Sem aviso, Nilego surgiu da esquina à frente, cara a cara com Kilian. Sua expressão era uma máscara de fúria contida, as mãos já cerradas em punhos.

Kilian deu um passo para trás, quando sentiu a pressão aumentar.

— Achou que ia fugir, otário? — Nilego começou, os olhos como faíscas.

Mas antes que ele pudesse terminar, uma voz metálica ecoou pela rua:

— Atenção, cidadãos! Ataque druida em andamento. Recolham-se em suas casas e não abriguem animais!

A rua inteira congelou. O brilho de alerta do construto Beyara denotava a urgência da mensagem.

Kilian e Nilego trocaram um olhar.

Então, um assobio cortou o ar.

Uma mulher, que caminhava de mãos dadas com uma criança, foi atingida de repente. Cinco setas verdes, brilhantes como esmeraldas, caíram do céu, cravadas em seu corpo. O grito que escapou de seus lábios foi interrompido, e ela tombou no chão, antes de se contorcer em espasmos violentos.

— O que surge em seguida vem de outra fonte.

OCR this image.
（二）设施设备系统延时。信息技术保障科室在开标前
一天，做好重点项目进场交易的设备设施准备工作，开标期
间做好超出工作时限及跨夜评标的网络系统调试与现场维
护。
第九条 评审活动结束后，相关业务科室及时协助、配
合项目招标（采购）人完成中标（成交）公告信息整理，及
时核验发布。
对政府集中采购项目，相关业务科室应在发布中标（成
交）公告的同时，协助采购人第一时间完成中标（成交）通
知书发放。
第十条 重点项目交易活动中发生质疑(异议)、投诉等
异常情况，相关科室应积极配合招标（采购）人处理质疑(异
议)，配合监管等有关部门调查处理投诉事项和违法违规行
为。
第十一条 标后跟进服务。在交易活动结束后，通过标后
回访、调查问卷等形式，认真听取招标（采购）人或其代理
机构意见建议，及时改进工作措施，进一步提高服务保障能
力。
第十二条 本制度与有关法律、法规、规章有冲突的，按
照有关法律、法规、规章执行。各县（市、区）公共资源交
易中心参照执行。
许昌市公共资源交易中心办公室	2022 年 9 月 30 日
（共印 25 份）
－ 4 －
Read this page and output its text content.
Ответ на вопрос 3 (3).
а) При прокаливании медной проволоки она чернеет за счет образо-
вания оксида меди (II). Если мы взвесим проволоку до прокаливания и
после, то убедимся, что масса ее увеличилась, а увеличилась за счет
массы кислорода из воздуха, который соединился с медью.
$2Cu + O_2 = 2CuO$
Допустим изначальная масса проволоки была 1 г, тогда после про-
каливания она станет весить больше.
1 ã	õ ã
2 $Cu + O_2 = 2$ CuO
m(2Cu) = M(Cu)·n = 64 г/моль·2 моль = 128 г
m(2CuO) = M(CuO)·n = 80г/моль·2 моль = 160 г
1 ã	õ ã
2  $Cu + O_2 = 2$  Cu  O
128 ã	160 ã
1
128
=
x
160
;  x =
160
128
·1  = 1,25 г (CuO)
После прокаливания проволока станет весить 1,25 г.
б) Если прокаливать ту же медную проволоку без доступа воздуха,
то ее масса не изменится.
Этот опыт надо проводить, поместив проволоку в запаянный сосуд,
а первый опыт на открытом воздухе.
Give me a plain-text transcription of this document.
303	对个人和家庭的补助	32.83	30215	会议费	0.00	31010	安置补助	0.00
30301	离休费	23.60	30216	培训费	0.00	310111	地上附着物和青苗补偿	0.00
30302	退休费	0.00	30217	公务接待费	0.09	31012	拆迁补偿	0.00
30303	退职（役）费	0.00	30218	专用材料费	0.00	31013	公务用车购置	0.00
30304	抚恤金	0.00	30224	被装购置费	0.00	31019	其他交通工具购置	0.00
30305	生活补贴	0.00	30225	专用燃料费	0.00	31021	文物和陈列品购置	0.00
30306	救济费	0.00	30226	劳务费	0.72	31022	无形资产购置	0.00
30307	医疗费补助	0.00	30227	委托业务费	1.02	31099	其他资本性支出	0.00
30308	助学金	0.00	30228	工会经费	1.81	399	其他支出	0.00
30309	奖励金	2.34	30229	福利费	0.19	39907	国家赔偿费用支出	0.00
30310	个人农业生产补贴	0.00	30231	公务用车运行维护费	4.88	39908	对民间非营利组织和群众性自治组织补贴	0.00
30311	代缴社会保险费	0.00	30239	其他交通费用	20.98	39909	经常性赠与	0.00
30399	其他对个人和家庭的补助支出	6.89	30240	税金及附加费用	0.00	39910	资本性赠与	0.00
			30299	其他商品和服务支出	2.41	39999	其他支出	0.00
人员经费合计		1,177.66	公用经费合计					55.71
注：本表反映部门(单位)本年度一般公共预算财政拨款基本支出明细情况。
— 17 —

— Mãe! — A criança gritou, ajoelhada aos prantos diante do corpo, o sangue da mulher se espalhou pelo chão poeirento.

Por um momento, Kilian e Nilego permaneceram imóveis, como se seus pés estivessem colados no chão.

— Druidas!

Alguém gritou, e a multidão explodiu.

As pessoas começaram a correr. Esbarravam umas nas outras em todas as direções. Gritos de desespero enchiam o ar. Kilian e Nilego, ainda frente a frente, foram rapidamente separados pela multidão em fuga.

Mais setas caíam do céu.

Kilian não esperou mais. Ele correu.